What can China’s cities learn from all of this? Chinese urban areas currently facing significant wastewater treatment challenges can glean four major takeaways from New York City.

Takeaway 1: Widely implementing anaerobic co-digestion, methane capture and productive use of digestate will allow Chinese cities to transform waste into energy and profit.

Without anaerobic digestion and methane capture, wastewater treatment plants must either incinerate sludge or put it in landfills. This leads to methane entering the atmosphere, as well as costly sludge transportation and disposal. In contrast, by using AD and ideally co-digesting food waste and sludge together, WWTPs can decrease the amount of waste going to landfills and increase the quality of methane and digestate produced. The captured methane can be reused by plants to on-site, significantly reducing operation costs, or can be sold for profit as energy or biofuel. Meanwhile, leftover digestate can be dewatered and disinfected, then used for land application or as fertilizer.

Takeaway 2: CSOs are one of the most severe threats to water quality; they also reduce the effectiveness of AD. Investing in infrastructure solutions that replace CSOs should be a priority for Chinese cities.

China’s combined sewers have been a low priority for policy makers and city officials. Data on the total amount of CSOs in the country is scarce, but combined sewers serve as the main drainage system in many of China’s most populous cities, including the megacities of Guangzhou (which discharges 470,000 tons of sewage into the Liuxi River daily), Shenzhen and Shanghai. As one of the largest contributors to urban pollution, the Chinese government should make addressing CSOs a top priority as a part of its sponge city initiative, which seeks to green China’s urban spaces. This should be done via construction of MS4s, in addition to urban greening, which can help reduce CSOs in the time period before MS4 installation.

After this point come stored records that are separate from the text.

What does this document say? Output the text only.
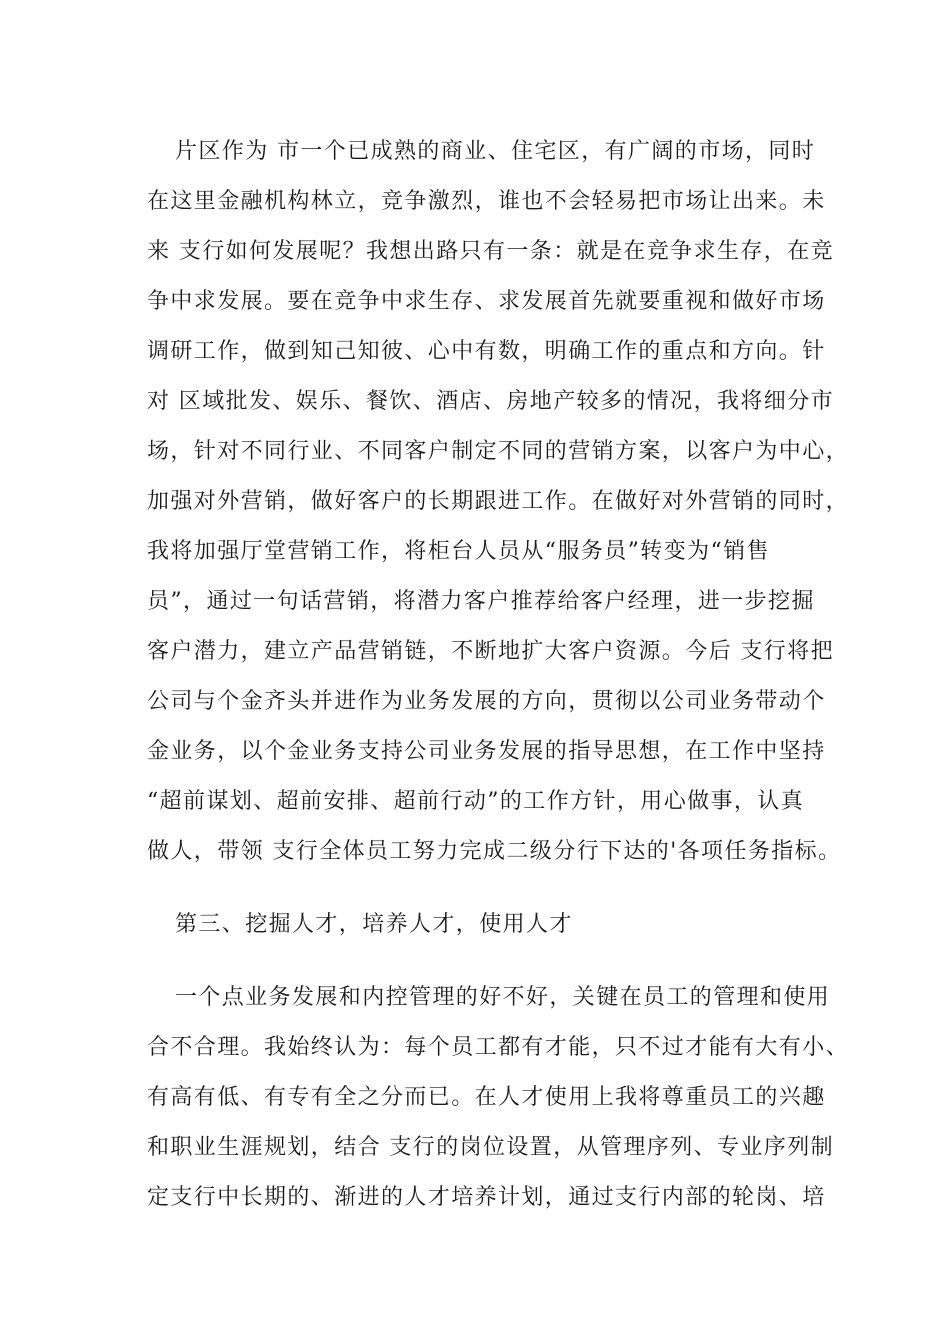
片区作为 市一个已成熟的商业、住宅区，有广阔的市场，同时

在这里金融机构林立，竞争激烈，谁也不会轻易把市场让出来。未

来 支行如何发展呢？我想出路只有一条：就是在竞争求生存，在竞

争中求发展。要在竞争中求生存、求发展首先就要重视和做好市场

调研工作，做到知己知彼、心中有数，明确工作的重点和方向。针

对 区域批发、娱乐、餐饮、酒店、房地产较多的情况，我将细分市

场，针对不同行业、不同客户制定不同的营销方案，以客户为中心，

加强对外营销，做好客户的长期跟进工作。在做好对外营销的同时，

我将加强厅堂营销工作，将柜台人员从“服务员”转变为“销售

员”，通过一句话营销，将潜力客户推荐给客户经理，进一步挖掘

客户潜力，建立产品营销链，不断地扩大客户资源。今后 支行将把

公司与个金齐头并进作为业务发展的方向，贯彻以公司业务带动个

金业务，以个金业务支持公司业务发展的指导思想，在工作中坚持

“超前谋划、超前安排、超前行动”的工作方针，用心做事，认真

做人，带领 支行全体员工努力完成二级分行下达的'各项任务指标。

第三、挖掘人才，培养人才，使用人才

一个点业务发展和内控管理的好不好，关键在员工的管理和使用

合不合理。我始终认为：每个员工都有才能，只不过才能有大有小、

有高有低、有专有全之分而已。在人才使用上我将尊重员工的兴趣

和职业生涯规划，结合 支行的岗位设置，从管理序列、专业序列制

定支行中长期的、渐进的人才培养计划，通过支行内部的轮岗、培
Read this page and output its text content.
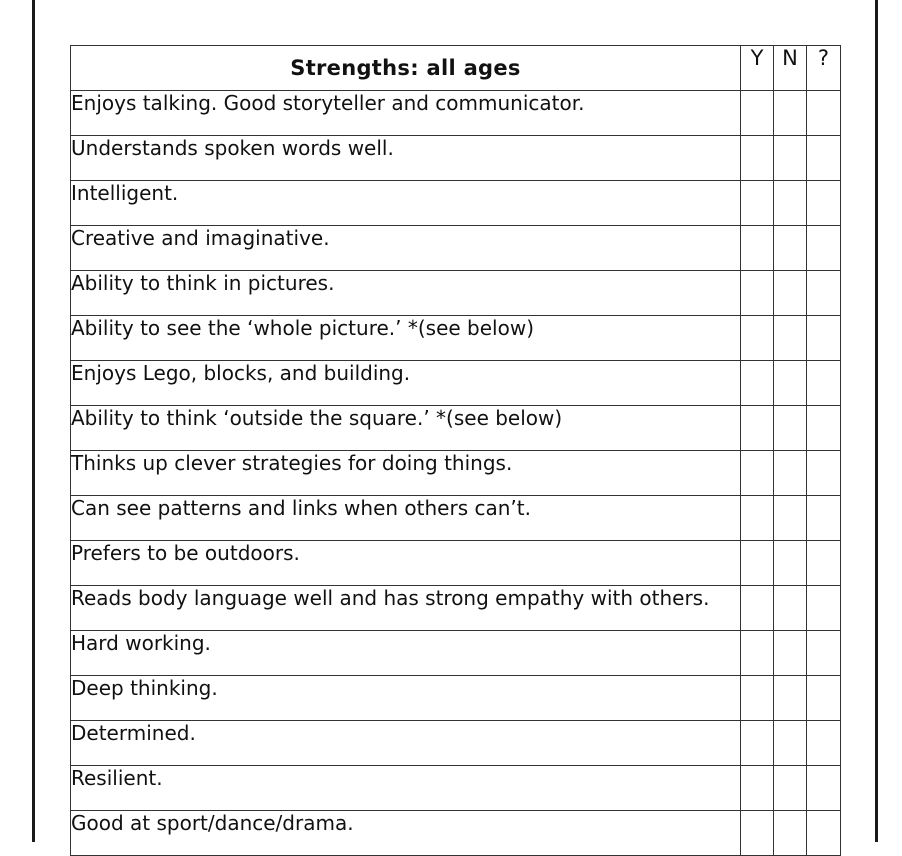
Strengths: all ages	Y	N	?
Enjoys talking. Good storyteller and communicator.			
Understands spoken words well.			
Intelligent.			
Creative and imaginative.			
Ability to think in pictures.			
Ability to see the ‘whole picture.’ *(see below)			
Enjoys Lego, blocks, and building.			
Ability to think ‘outside the square.’ *(see below)			
Thinks up clever strategies for doing things.			
Can see patterns and links when others can’t.			
Prefers to be outdoors.			
Reads body language well and has strong empathy with others.			
Hard working.			
Deep thinking.			
Determined.			
Resilient.			
Good at sport/dance/drama.			
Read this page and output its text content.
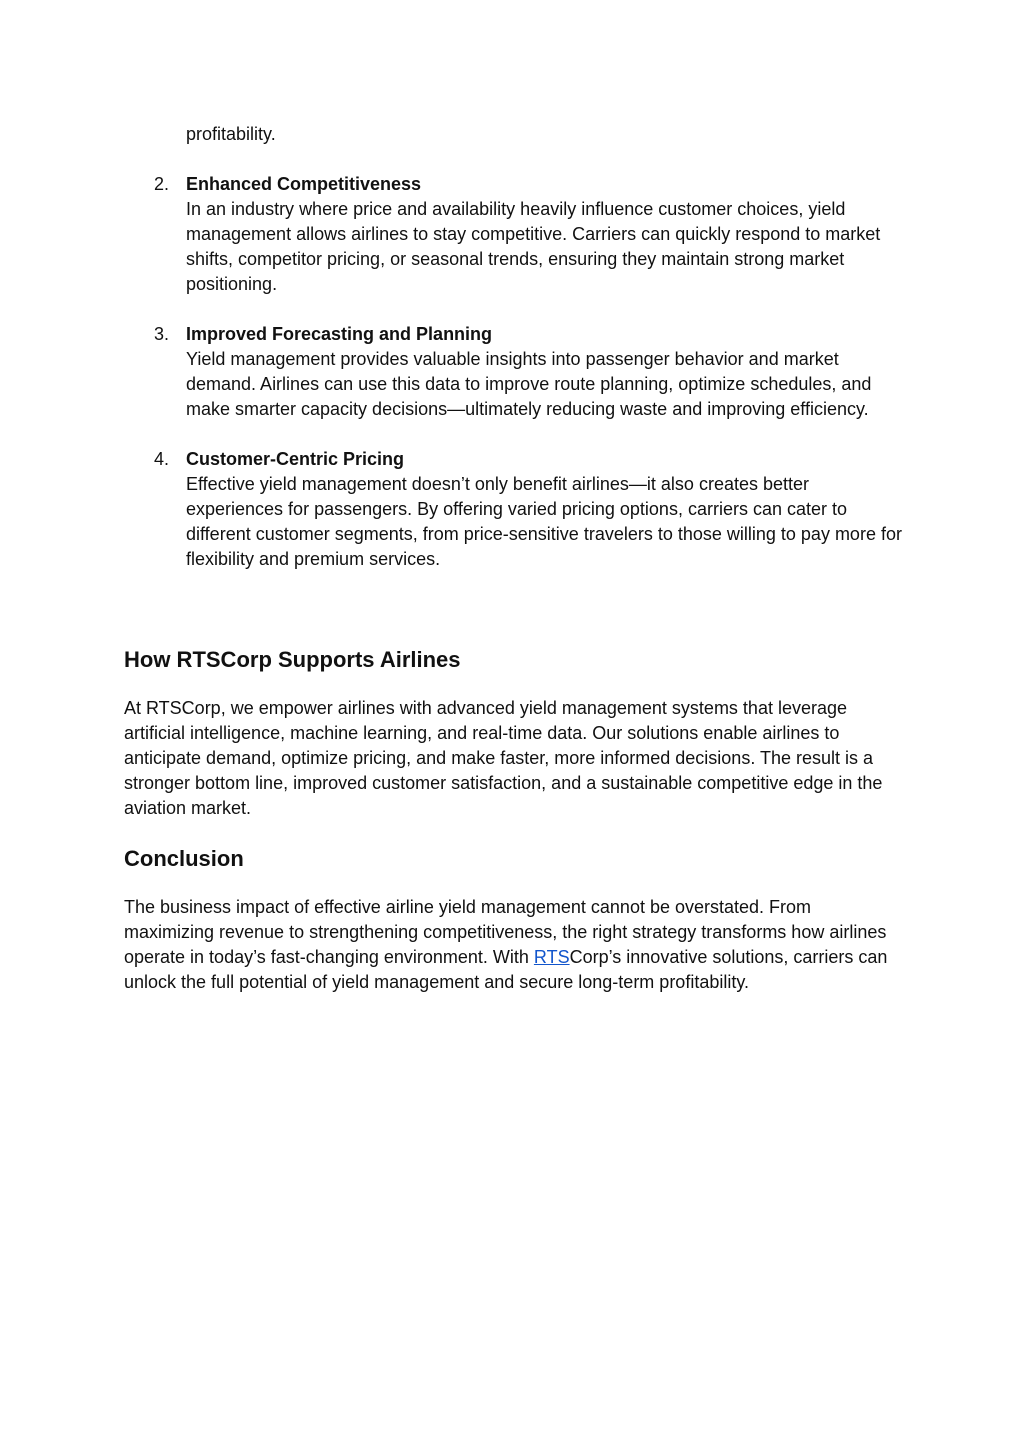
profitability.

2. Enhanced Competitiveness
In an industry where price and availability heavily influence customer choices, yield management allows airlines to stay competitive. Carriers can quickly respond to market shifts, competitor pricing, or seasonal trends, ensuring they maintain strong market positioning.
3. Improved Forecasting and Planning
Yield management provides valuable insights into passenger behavior and market demand. Airlines can use this data to improve route planning, optimize schedules, and make smarter capacity decisions—ultimately reducing waste and improving efficiency.
4. Customer-Centric Pricing
Effective yield management doesn’t only benefit airlines—it also creates better experiences for passengers. By offering varied pricing options, carriers can cater to different customer segments, from price-sensitive travelers to those willing to pay more for flexibility and premium services.
How RTSCorp Supports Airlines

At RTSCorp, we empower airlines with advanced yield management systems that leverage artificial intelligence, machine learning, and real-time data. Our solutions enable airlines to anticipate demand, optimize pricing, and make faster, more informed decisions. The result is a stronger bottom line, improved customer satisfaction, and a sustainable competitive edge in the aviation market.

Conclusion

The business impact of effective airline yield management cannot be overstated. From maximizing revenue to strengthening competitiveness, the right strategy transforms how airlines operate in today’s fast-changing environment. With RTSCorp’s innovative solutions, carriers can unlock the full potential of yield management and secure long-term profitability.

Takeaway 3: Wastewater resiliency plans are necessary in the face of a changing climate.

As 12 percent of China’s total population lives in low-elevation coastal zones, excessive groundwater pumping and construction are exacerbating threats from sea level, causing megacities like Shanghai to sink. These coastal cities face drainage challenges, saltwater intrusion into aquifers, and increased flooding. In order to ensure the resiliency of its wastewater infrastructure, China should follow the example of New York City and conduct a wastewater utility hardening campaign, including installation of backup power sources, elevation of critical equipment, and raising or sealing off areas of treatment plants. It should also continue to grow its sponge city program, which will both reduce CSOs and increase cities’ resilience.

Takeaway 4: Too many cooks make an ineffective kitchen.

As evidenced by a crowded resiliency administration, and by the EPA Clean Water Act lawsuit, New York City’s ability to keep its waters clean is reduced by local and federal infighting between various regulatory actors. Despite progressive proposals, the city continues to struggle with timely and effective implementation. As China begins to regulate its new wastewater industry, officials should seek to create streamlined regulatory organizations, whose capacity is not diluted by a plethora of similar organizations vying for influence.